Midnight. Old Chapel, north grounds. Come alone. If you don't come, your roommate pays the price instead. You have one chance to prove yourself.
No signature.
I fold it carefully and put it in my pocket. I go to class and sit through everything without taking the note out again. I have it word for word in my head.
Your roommate pays the price.
Between classes I think it through. They're using Lily as leverage, testing whether I'll protect pack over self-preservation. The chapel at midnight is isolated, a place where dominance trials can happen without witnesses who might interfere.
I think about Lily at breakfast, intentionally sitting with me when every other wolf had made the safer choice for their rank.
I'm not even close to not going.
At eleven-thirty Lily is still at her desk when I sit up fully clothed.
"I can't sleep," I say.
She turns and looks at me, taking in my face, the tension. "What are you going to do?"

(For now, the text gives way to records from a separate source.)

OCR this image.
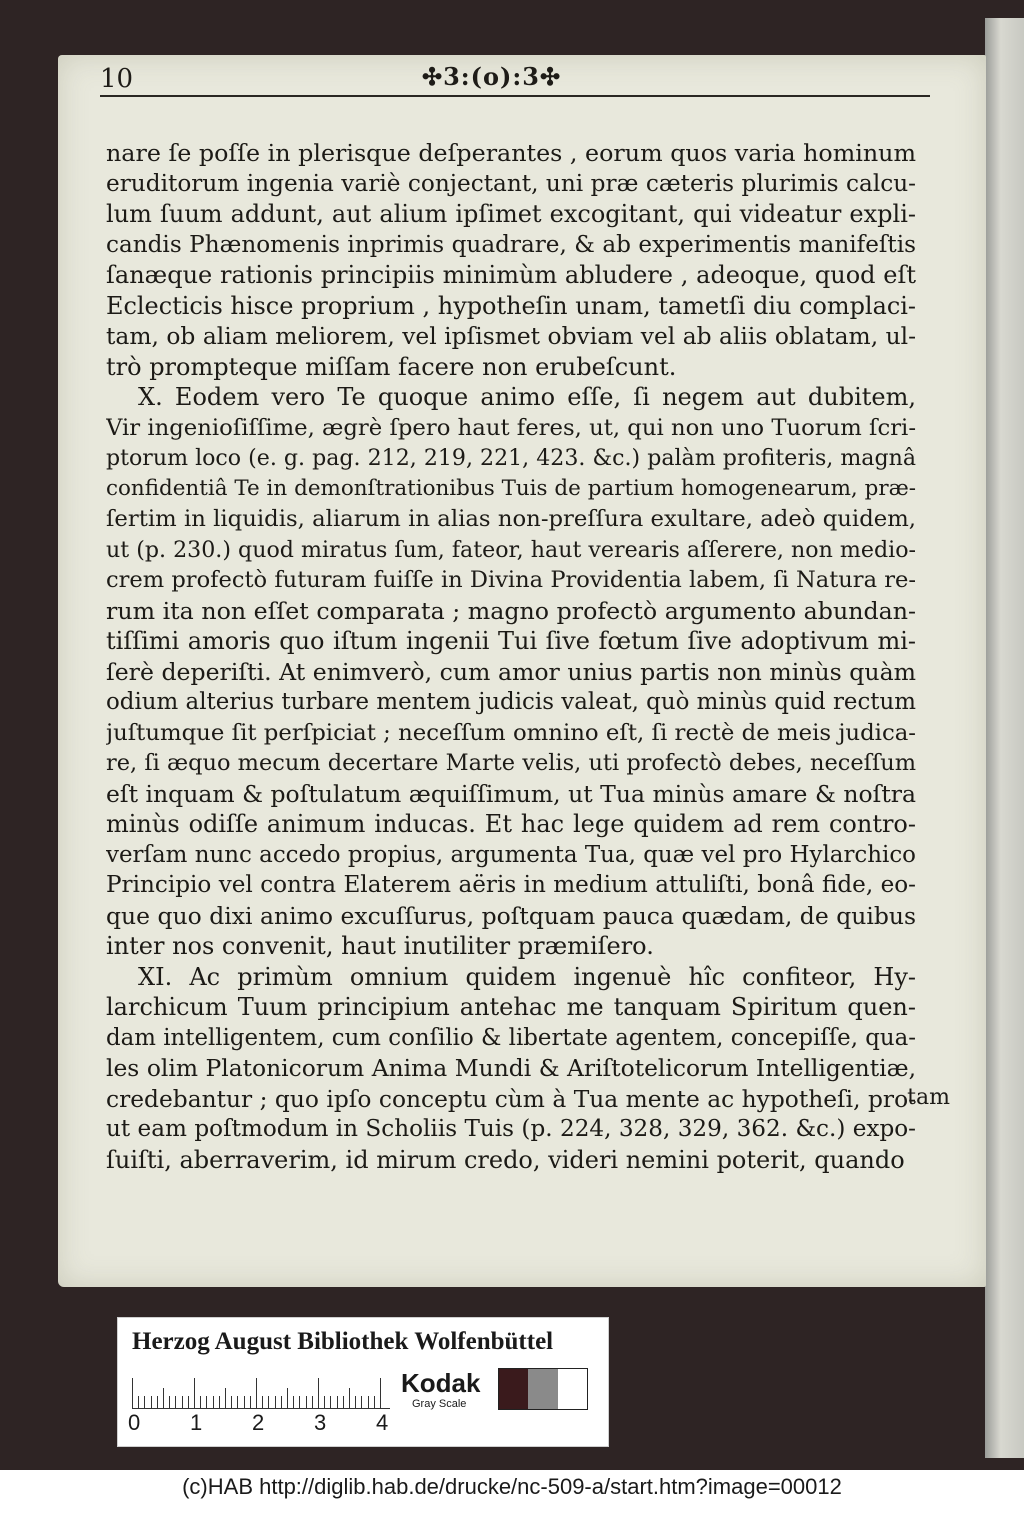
10	✣3:(o):3✣
nare ſe poſſe in plerisque deſperantes , eorum quos varia hominum
eruditorum ingenia variè conjectant, uni præ cæteris plurimis calcu-
lum ſuum addunt, aut alium ipſimet excogitant, qui videatur expli-
candis Phænomenis inprimis quadrare, & ab experimentis manifeſtis
ſanæque rationis principiis minimùm abludere , adeoque, quod eſt
Eclecticis hisce proprium , hypotheſin unam, tametſi diu complaci-
tam, ob aliam meliorem, vel ipſismet obviam vel ab aliis oblatam, ul-
trò prompteque miſſam facere non erubeſcunt.
X. Eodem vero Te quoque animo eſſe, ſi negem aut dubitem,
Vir ingenioſiſſime, ægrè ſpero haut feres, ut, qui non uno Tuorum ſcri-
ptorum loco (e. g. pag. 212, 219, 221, 423. &c.) palàm profiteris, magnâ
confidentiâ Te in demonſtrationibus Tuis de partium homogenearum, præ-
ſertim in liquidis, aliarum in alias non-preſſura exultare, adeò quidem,
ut (p. 230.) quod miratus ſum, fateor, haut verearis aſſerere, non medio-
crem profectò futuram fuiſſe in Divina Providentia labem, ſi Natura re-
rum ita non eſſet comparata ; magno profectò argumento abundan-
tiſſimi amoris quo iſtum ingenii Tui ſive fœtum ſive adoptivum mi-
ſerè deperiſti. At enimverò, cum amor unius partis non minùs quàm
odium alterius turbare mentem judicis valeat, quò minùs quid rectum
juſtumque ſit perſpiciat ; neceſſum omnino eſt, ſi rectè de meis judica-
re, ſi æquo mecum decertare Marte velis, uti profectò debes, neceſſum
eſt inquam & poſtulatum æquiſſimum, ut Tua minùs amare & noſtra
minùs odiſſe animum inducas. Et hac lege quidem ad rem contro-
verſam nunc accedo propius, argumenta Tua, quæ vel pro Hylarchico
Principio vel contra Elaterem aëris in medium attuliſti, bonâ fide, eo-
que quo dixi animo excuſſurus, poſtquam pauca quædam, de quibus
inter nos convenit, haut inutiliter præmiſero.
XI. Ac primùm omnium quidem ingenuè hîc confiteor, Hy-
larchicum Tuum principium antehac me tanquam Spiritum quen-
dam intelligentem, cum conſilio & libertate agentem, concepiſſe, qua-
les olim Platonicorum Anima Mundi & Ariſtotelicorum Intelligentiæ,
credebantur ; quo ipſo conceptu cùm à Tua mente ac hypotheſi, pro-
ut eam poſtmodum in Scholiis Tuis (p. 224, 328, 329, 362. &c.) expo-
ſuiſti, aberraverim, id mirum credo, videri nemini poterit, quando
tam
Herzog August Bibliothek Wolfenbüttel
0 1 2 3 4
Kodak
Gray Scale
(c)HAB http://diglib.hab.de/drucke/nc-509-a/start.htm?image=00012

"Walk the grounds. Clear my head."
There's a pause. She's deciding whether to ask where I'm really going. "Be careful," she says instead.
"I always am."
"Nova." She sets down her pen. "Whatever this is, you don't have to face it alone."
I look at her for a moment. "Yeah," I say. "I do."
I leave before she can argue.
I pull on dark clothes and leave through the ground-floor window. The north grounds get no lamplight. The path runs between the tree line and the outer wall, and overhead the cloud cover blocks any useful starlight.
The old chapel sits at the end of the path.
It's dark, windows bricked over or shuttered, a building long abandoned. The door is heavy wood with iron hinges. When I push, it swings open.
Inside: candles everywhere.
Someone has set dozens on every surface, iron holders and stone ledges and the remnants of an altar. The light is amber and unsteady. Someone prepared this room intentionally, and that tells me something: this is formal. This is ceremony. This is pack law.
Three figures stand at the far end.
All in black, long coats, hands at their sides. White masks cover their faces, blank and identical. They hold themselveswith the stillness of Alphas who don't need to prove dominance through movement.
My heart is going fast. I keep my face neutral and I walk forward until I'm close enough to speak without shouting.
"You came." The center figure speaks first. The mask distorts the voice slightly but not enough to hide its quality, that Alpha certainty. Caspian. "Brave or stupid, I haven't decided which."
"Or she values pack over self," the figure on his right says. Nico Rossi, the warmth he wears in public completely absent here. This is his real voice, the one Alphas use for trials.
The third figure says nothing, just watches, and the silence is intent assessment.
"Sit down," Caspian says.
I look at the collapsed pew covered in dust. I look back at him. "I'm fine standing."
A pause. Something shifts in the room, the shift that happens when an unknown wolf refuses a direct command from an Alpha.